ALBURGH — A small blue shop has popped up on Martell Road in Alburgh, and one look inside will have any carnivore salivating.
“I only buy top-quality meats from local farms,” said co-owner and co-founder Leonard Martell. “This is my blood.”
Martell Meats looks hardly large enough from the outside to be able to fit all of the meaty treasures on the inside, but the modest store is neatly outfitted with bright, clean new coolers that are stacked meticulously with local, expertly-raised cuts of pork, lamb, goat and beef.
Martell and his girlfriend and business partner, Betty Theisen, run the shop themselves. The couple hopes to eventually become a one-stop shop for local, top-quality meats after they complete the construction of their future slaughterhouse located just behind the store.
Martell is hardly new to the meat industry. As a fourth-generation full-time cattle dealer by trade, Martell was raised in the occupation since he was a young man by his father, Steve Martell, and still operates as a cattle dealer providing services to slaughterhouses and local farmers for meat processing.
“Those were some long hours,” Martell said of his early years as a cattle dealer.
He’s been in every step of the industry, and the construction and opening of their new shop is one more aspect of their longtime dream: a place of their own, where they can bring the highest-quality local meats and fresh, local products to the community for a fair price without middle men.
Eventually, Theisen and Martell said their full dream will come to fruition: a combination of slaughterhouse, meat cutting and wrapping, a butcher shop and meat counter and retail area for people to pick up their own custom cuts and sausages.
“We could bring it here live, process it here — because I can do it — and then just carry it across the yard,” Martell said.
Which is where Theisen’s skills come in: Martell said his partner has years of experience wrapping meats, labels and mixing spices for their custom recipes, and culinarians can look forward to original recipes from the couple.
Additionally, Martell and Theisen are sport hunters with a taste for game, and if the market demanded it, Martell said he would look to potentially stock venison, elk, and game imports from reserves down south.
For now, visitors can marvel at the numerous game trophies hung proudly on the walls of the store, testaments to Martell and Theisen’s passion for hunting.
Though the onset of COVID-19 has slowed the permit process for building their slaughterhouse, both Martell and Theisen said they’re looking forward to resuming their build and getting their dream up and running.
As a cattle dealer, Martell said he currently has to ship animals out of state to be processed, but is hoping that with the construction of a new slaughterhouse, the processing will become local, eliminating the need for excess gas, travel and other expenses.
Their markets, Martell said, span the whole of New England with more opportunities to come.

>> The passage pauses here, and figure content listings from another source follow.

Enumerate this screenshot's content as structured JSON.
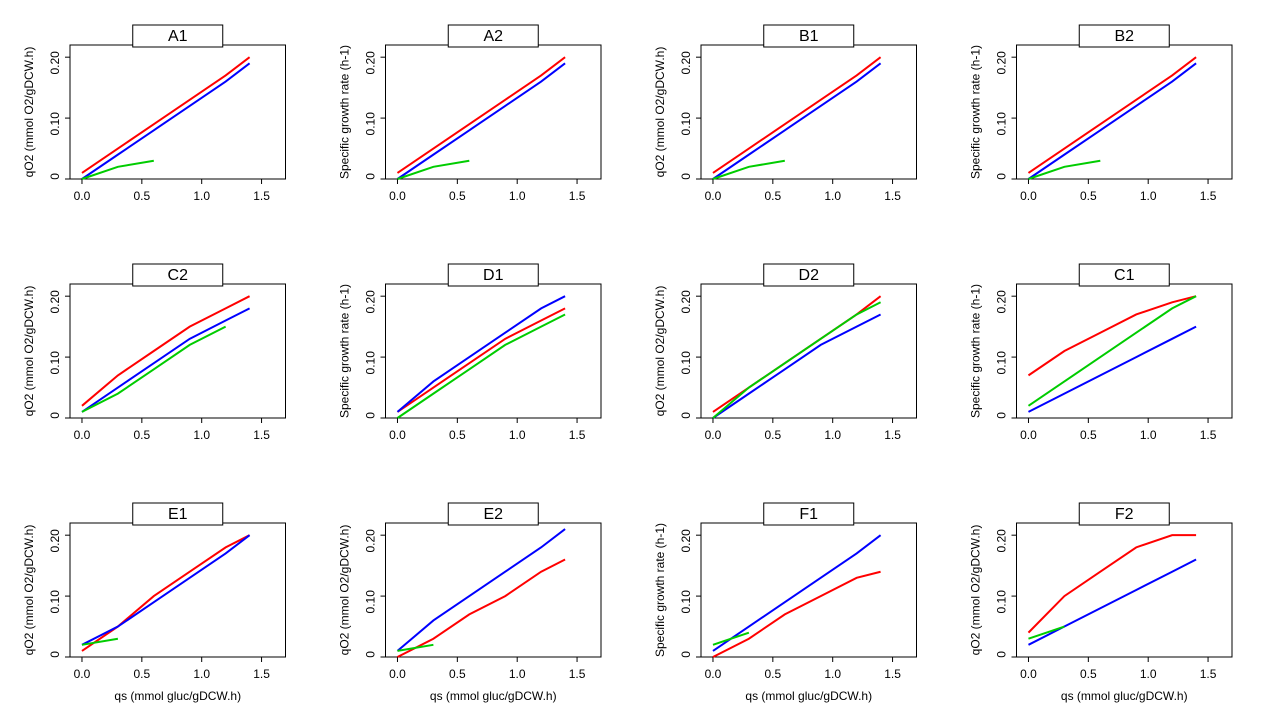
{
  "chart_data": [
    {
      "type": "line",
      "title": "A1",
      "ylabel": "qO2 (mmol O2/gDCW.h)",
      "x": [
        0.0,
        0.3,
        0.6,
        0.9,
        1.2,
        1.4
      ],
      "xlim": [
        -0.1,
        1.7
      ],
      "xticks": [
        {
          "value": 0,
          "label": "0.0"
        },
        0.5,
        {
          "value": 1,
          "label": "1.0"
        },
        1.5
      ],
      "ylim": [
        0,
        0.22
      ],
      "yticks": [
        0,
        {
          "value": 0.1,
          "label": "0.10"
        },
        {
          "value": 0.2,
          "label": "0.20"
        }
      ],
      "series": [
        {
          "color": "#ff0000",
          "values": [
            0.01,
            0.05,
            0.09,
            0.13,
            0.17,
            0.2
          ]
        },
        {
          "color": "#0000ff",
          "values": [
            0.0,
            0.04,
            0.08,
            0.12,
            0.16,
            0.19
          ]
        },
        {
          "color": "#00cc00",
          "values": [
            0.0,
            0.02,
            0.03,
            null,
            null,
            null
          ]
        }
      ]
    },
    {
      "type": "line",
      "title": "A2",
      "ylabel": "Specific growth rate (h-1)",
      "x": [
        0.0,
        0.3,
        0.6,
        0.9,
        1.2,
        1.4
      ],
      "xlim": [
        -0.1,
        1.7
      ],
      "xticks": [
        {
          "value": 0,
          "label": "0.0"
        },
        0.5,
        {
          "value": 1,
          "label": "1.0"
        },
        1.5
      ],
      "ylim": [
        0,
        0.22
      ],
      "yticks": [
        0,
        {
          "value": 0.1,
          "label": "0.10"
        },
        {
          "value": 0.2,
          "label": "0.20"
        }
      ],
      "series": [
        {
          "color": "#ff0000",
          "values": [
            0.01,
            0.05,
            0.09,
            0.13,
            0.17,
            0.2
          ]
        },
        {
          "color": "#0000ff",
          "values": [
            0.0,
            0.04,
            0.08,
            0.12,
            0.16,
            0.19
          ]
        },
        {
          "color": "#00cc00",
          "values": [
            0.0,
            0.02,
            0.03,
            null,
            null,
            null
          ]
        }
      ]
    },
    {
      "type": "line",
      "title": "B1",
      "ylabel": "qO2 (mmol O2/gDCW.h)",
      "x": [
        0.0,
        0.3,
        0.6,
        0.9,
        1.2,
        1.4
      ],
      "xlim": [
        -0.1,
        1.7
      ],
      "xticks": [
        {
          "value": 0,
          "label": "0.0"
        },
        0.5,
        {
          "value": 1,
          "label": "1.0"
        },
        1.5
      ],
      "ylim": [
        0,
        0.22
      ],
      "yticks": [
        0,
        {
          "value": 0.1,
          "label": "0.10"
        },
        {
          "value": 0.2,
          "label": "0.20"
        }
      ],
      "series": [
        {
          "color": "#ff0000",
          "values": [
            0.01,
            0.05,
            0.09,
            0.13,
            0.17,
            0.2
          ]
        },
        {
          "color": "#0000ff",
          "values": [
            0.0,
            0.04,
            0.08,
            0.12,
            0.16,
            0.19
          ]
        },
        {
          "color": "#00cc00",
          "values": [
            0.0,
            0.02,
            0.03,
            null,
            null,
            null
          ]
        }
      ]
    },
    {
      "type": "line",
      "title": "B2",
      "ylabel": "Specific growth rate (h-1)",
      "x": [
        0.0,
        0.3,
        0.6,
        0.9,
        1.2,
        1.4
      ],
      "xlim": [
        -0.1,
        1.7
      ],
      "xticks": [
        {
          "value": 0,
          "label": "0.0"
        },
        0.5,
        {
          "value": 1,
          "label": "1.0"
        },
        1.5
      ],
      "ylim": [
        0,
        0.22
      ],
      "yticks": [
        0,
        {
          "value": 0.1,
          "label": "0.10"
        },
        {
          "value": 0.2,
          "label": "0.20"
        }
      ],
      "series": [
        {
          "color": "#ff0000",
          "values": [
            0.01,
            0.05,
            0.09,
            0.13,
            0.17,
            0.2
          ]
        },
        {
          "color": "#0000ff",
          "values": [
            0.0,
            0.04,
            0.08,
            0.12,
            0.16,
            0.19
          ]
        },
        {
          "color": "#00cc00",
          "values": [
            0.0,
            0.02,
            0.03,
            null,
            null,
            null
          ]
        }
      ]
    },
    {
      "type": "line",
      "title": "C2",
      "ylabel": "qO2 (mmol O2/gDCW.h)",
      "x": [
        0.0,
        0.3,
        0.6,
        0.9,
        1.2,
        1.4
      ],
      "xlim": [
        -0.1,
        1.7
      ],
      "xticks": [
        {
          "value": 0,
          "label": "0.0"
        },
        0.5,
        {
          "value": 1,
          "label": "1.0"
        },
        1.5
      ],
      "ylim": [
        0,
        0.22
      ],
      "yticks": [
        0,
        {
          "value": 0.1,
          "label": "0.10"
        },
        {
          "value": 0.2,
          "label": "0.20"
        }
      ],
      "series": [
        {
          "color": "#ff0000",
          "values": [
            0.02,
            0.07,
            0.11,
            0.15,
            0.18,
            0.2
          ]
        },
        {
          "color": "#0000ff",
          "values": [
            0.01,
            0.05,
            0.09,
            0.13,
            0.16,
            0.18
          ]
        },
        {
          "color": "#00cc00",
          "values": [
            0.01,
            0.04,
            0.08,
            0.12,
            0.15,
            null
          ]
        }
      ]
    },
    {
      "type": "line",
      "title": "D1",
      "ylabel": "Specific growth rate (h-1)",
      "x": [
        0.0,
        0.3,
        0.6,
        0.9,
        1.2,
        1.4
      ],
      "xlim": [
        -0.1,
        1.7
      ],
      "xticks": [
        {
          "value": 0,
          "label": "0.0"
        },
        0.5,
        {
          "value": 1,
          "label": "1.0"
        },
        1.5
      ],
      "ylim": [
        0,
        0.22
      ],
      "yticks": [
        0,
        {
          "value": 0.1,
          "label": "0.10"
        },
        {
          "value": 0.2,
          "label": "0.20"
        }
      ],
      "series": [
        {
          "color": "#ff0000",
          "values": [
            0.01,
            0.05,
            0.09,
            0.13,
            0.16,
            0.18
          ]
        },
        {
          "color": "#0000ff",
          "values": [
            0.01,
            0.06,
            0.1,
            0.14,
            0.18,
            0.2
          ]
        },
        {
          "color": "#00cc00",
          "values": [
            0.0,
            0.04,
            0.08,
            0.12,
            0.15,
            0.17
          ]
        }
      ]
    },
    {
      "type": "line",
      "title": "D2",
      "ylabel": "qO2 (mmol O2/gDCW.h)",
      "x": [
        0.0,
        0.3,
        0.6,
        0.9,
        1.2,
        1.4
      ],
      "xlim": [
        -0.1,
        1.7
      ],
      "xticks": [
        {
          "value": 0,
          "label": "0.0"
        },
        0.5,
        {
          "value": 1,
          "label": "1.0"
        },
        1.5
      ],
      "ylim": [
        0,
        0.22
      ],
      "yticks": [
        0,
        {
          "value": 0.1,
          "label": "0.10"
        },
        {
          "value": 0.2,
          "label": "0.20"
        }
      ],
      "series": [
        {
          "color": "#ff0000",
          "values": [
            0.01,
            0.05,
            0.09,
            0.13,
            0.17,
            0.2
          ]
        },
        {
          "color": "#0000ff",
          "values": [
            0.0,
            0.04,
            0.08,
            0.12,
            0.15,
            0.17
          ]
        },
        {
          "color": "#00cc00",
          "values": [
            0.0,
            0.05,
            0.09,
            0.13,
            0.17,
            0.19
          ]
        }
      ]
    },
    {
      "type": "line",
      "title": "C1",
      "ylabel": "Specific growth rate (h-1)",
      "x": [
        0.0,
        0.3,
        0.6,
        0.9,
        1.2,
        1.4
      ],
      "xlim": [
        -0.1,
        1.7
      ],
      "xticks": [
        {
          "value": 0,
          "label": "0.0"
        },
        0.5,
        {
          "value": 1,
          "label": "1.0"
        },
        1.5
      ],
      "ylim": [
        0,
        0.22
      ],
      "yticks": [
        0,
        {
          "value": 0.1,
          "label": "0.10"
        },
        {
          "value": 0.2,
          "label": "0.20"
        }
      ],
      "series": [
        {
          "color": "#ff0000",
          "values": [
            0.07,
            0.11,
            0.14,
            0.17,
            0.19,
            0.2
          ]
        },
        {
          "color": "#0000ff",
          "values": [
            0.01,
            0.04,
            0.07,
            0.1,
            0.13,
            0.15
          ]
        },
        {
          "color": "#00cc00",
          "values": [
            0.02,
            0.06,
            0.1,
            0.14,
            0.18,
            0.2
          ]
        }
      ]
    },
    {
      "type": "line",
      "title": "E1",
      "ylabel": "qO2 (mmol O2/gDCW.h)",
      "xlabel": "qs (mmol gluc/gDCW.h)",
      "x": [
        0.0,
        0.3,
        0.6,
        0.9,
        1.2,
        1.4
      ],
      "xlim": [
        -0.1,
        1.7
      ],
      "xticks": [
        {
          "value": 0,
          "label": "0.0"
        },
        0.5,
        {
          "value": 1,
          "label": "1.0"
        },
        1.5
      ],
      "ylim": [
        0,
        0.22
      ],
      "yticks": [
        0,
        {
          "value": 0.1,
          "label": "0.10"
        },
        {
          "value": 0.2,
          "label": "0.20"
        }
      ],
      "series": [
        {
          "color": "#ff0000",
          "values": [
            0.01,
            0.05,
            0.1,
            0.14,
            0.18,
            0.2
          ]
        },
        {
          "color": "#0000ff",
          "values": [
            0.02,
            0.05,
            0.09,
            0.13,
            0.17,
            0.2
          ]
        },
        {
          "color": "#00cc00",
          "values": [
            0.02,
            0.03,
            null,
            null,
            null,
            null
          ]
        }
      ]
    },
    {
      "type": "line",
      "title": "E2",
      "ylabel": "qO2 (mmol O2/gDCW.h)",
      "xlabel": "qs (mmol gluc/gDCW.h)",
      "x": [
        0.0,
        0.3,
        0.6,
        0.9,
        1.2,
        1.4
      ],
      "xlim": [
        -0.1,
        1.7
      ],
      "xticks": [
        {
          "value": 0,
          "label": "0.0"
        },
        0.5,
        {
          "value": 1,
          "label": "1.0"
        },
        1.5
      ],
      "ylim": [
        0,
        0.22
      ],
      "yticks": [
        0,
        {
          "value": 0.1,
          "label": "0.10"
        },
        {
          "value": 0.2,
          "label": "0.20"
        }
      ],
      "series": [
        {
          "color": "#ff0000",
          "values": [
            0.0,
            0.03,
            0.07,
            0.1,
            0.14,
            0.16
          ]
        },
        {
          "color": "#0000ff",
          "values": [
            0.01,
            0.06,
            0.1,
            0.14,
            0.18,
            0.21
          ]
        },
        {
          "color": "#00cc00",
          "values": [
            0.01,
            0.02,
            null,
            null,
            null,
            null
          ]
        }
      ]
    },
    {
      "type": "line",
      "title": "F1",
      "ylabel": "Specific growth rate (h-1)",
      "xlabel": "qs (mmol gluc/gDCW.h)",
      "x": [
        0.0,
        0.3,
        0.6,
        0.9,
        1.2,
        1.4
      ],
      "xlim": [
        -0.1,
        1.7
      ],
      "xticks": [
        {
          "value": 0,
          "label": "0.0"
        },
        0.5,
        {
          "value": 1,
          "label": "1.0"
        },
        1.5
      ],
      "ylim": [
        0,
        0.22
      ],
      "yticks": [
        0,
        {
          "value": 0.1,
          "label": "0.10"
        },
        {
          "value": 0.2,
          "label": "0.20"
        }
      ],
      "series": [
        {
          "color": "#ff0000",
          "values": [
            0.0,
            0.03,
            0.07,
            0.1,
            0.13,
            0.14
          ]
        },
        {
          "color": "#0000ff",
          "values": [
            0.01,
            0.05,
            0.09,
            0.13,
            0.17,
            0.2
          ]
        },
        {
          "color": "#00cc00",
          "values": [
            0.02,
            0.04,
            null,
            null,
            null,
            null
          ]
        }
      ]
    },
    {
      "type": "line",
      "title": "F2",
      "ylabel": "qO2 (mmol O2/gDCW.h)",
      "xlabel": "qs (mmol gluc/gDCW.h)",
      "x": [
        0.0,
        0.3,
        0.6,
        0.9,
        1.2,
        1.4
      ],
      "xlim": [
        -0.1,
        1.7
      ],
      "xticks": [
        {
          "value": 0,
          "label": "0.0"
        },
        0.5,
        {
          "value": 1,
          "label": "1.0"
        },
        1.5
      ],
      "ylim": [
        0,
        0.22
      ],
      "yticks": [
        0,
        {
          "value": 0.1,
          "label": "0.10"
        },
        {
          "value": 0.2,
          "label": "0.20"
        }
      ],
      "series": [
        {
          "color": "#ff0000",
          "values": [
            0.04,
            0.1,
            0.14,
            0.18,
            0.2,
            0.2
          ]
        },
        {
          "color": "#0000ff",
          "values": [
            0.02,
            0.05,
            0.08,
            0.11,
            0.14,
            0.16
          ]
        },
        {
          "color": "#00cc00",
          "values": [
            0.03,
            0.05,
            null,
            null,
            null,
            null
          ]
        }
      ]
    }
  ]
}
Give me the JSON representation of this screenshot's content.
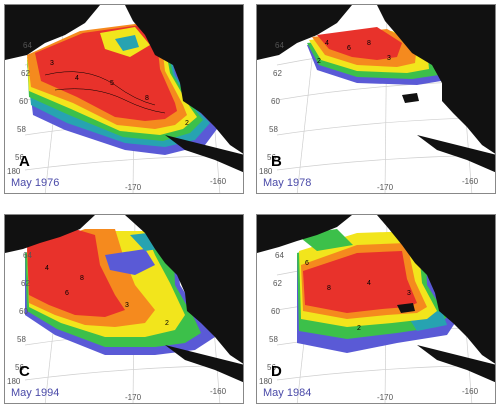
{
  "palette": {
    "land": "#111111",
    "outer": "#5a5ad6",
    "teal": "#27a3b1",
    "green": "#3cc04a",
    "yellow": "#f2e51c",
    "orange": "#f58a1e",
    "red": "#e8322b",
    "date_text": "#4a4aa8"
  },
  "panels": [
    {
      "id": "a",
      "letter": "A",
      "date": "May 1976",
      "lat_ticks": [
        "64",
        "62",
        "60",
        "58",
        "56"
      ],
      "lon_ticks": [
        "-170",
        "-160",
        "180"
      ],
      "contours": [
        "3",
        "4",
        "5",
        "8",
        "2"
      ]
    },
    {
      "id": "b",
      "letter": "B",
      "date": "May 1978",
      "lat_ticks": [
        "64",
        "62",
        "60",
        "58",
        "56"
      ],
      "lon_ticks": [
        "-170",
        "-160",
        "180"
      ],
      "contours": [
        "4",
        "6",
        "2",
        "8",
        "3"
      ]
    },
    {
      "id": "c",
      "letter": "C",
      "date": "May 1994",
      "lat_ticks": [
        "64",
        "62",
        "60",
        "58",
        "56"
      ],
      "lon_ticks": [
        "-170",
        "-160",
        "180"
      ],
      "contours": [
        "4",
        "6",
        "8",
        "3",
        "2"
      ]
    },
    {
      "id": "d",
      "letter": "D",
      "date": "May 1984",
      "lat_ticks": [
        "64",
        "62",
        "60",
        "58",
        "56"
      ],
      "lon_ticks": [
        "-170",
        "-160",
        "180"
      ],
      "contours": [
        "6",
        "8",
        "4",
        "3",
        "2"
      ]
    }
  ]
}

“I would have to say an animal in somebody’s barn goes through probably eight people before it gets to the grocery store,” Martell said. “It’s eight hours (transportation) to the slaughterhouse...but if they don’t make it to the slaughterhouse or if they can’t walk off the truck, they are not for human consumption.”
Eliminating the risk of death en-route by creating a local slaughterhouse option better ensures that the farmer is going to receive monetary reimbursement, which makes money for both the farmer and the dealer.
Disagreements between dealers and farmers, Martell said, can happen every week.
Whether it’s dealing, slaughtering, butchering, wrapping or selling, Theisen and Martell know how to do it all, and they can even build their facility with their own two hands.
In the future though, Martell and Theisen said they’ve factored job creation into their plans, and will eventually be hiring.
“We’re going to start it off family style,” Martell said. “But in the future, I can see us bringing on some more people.”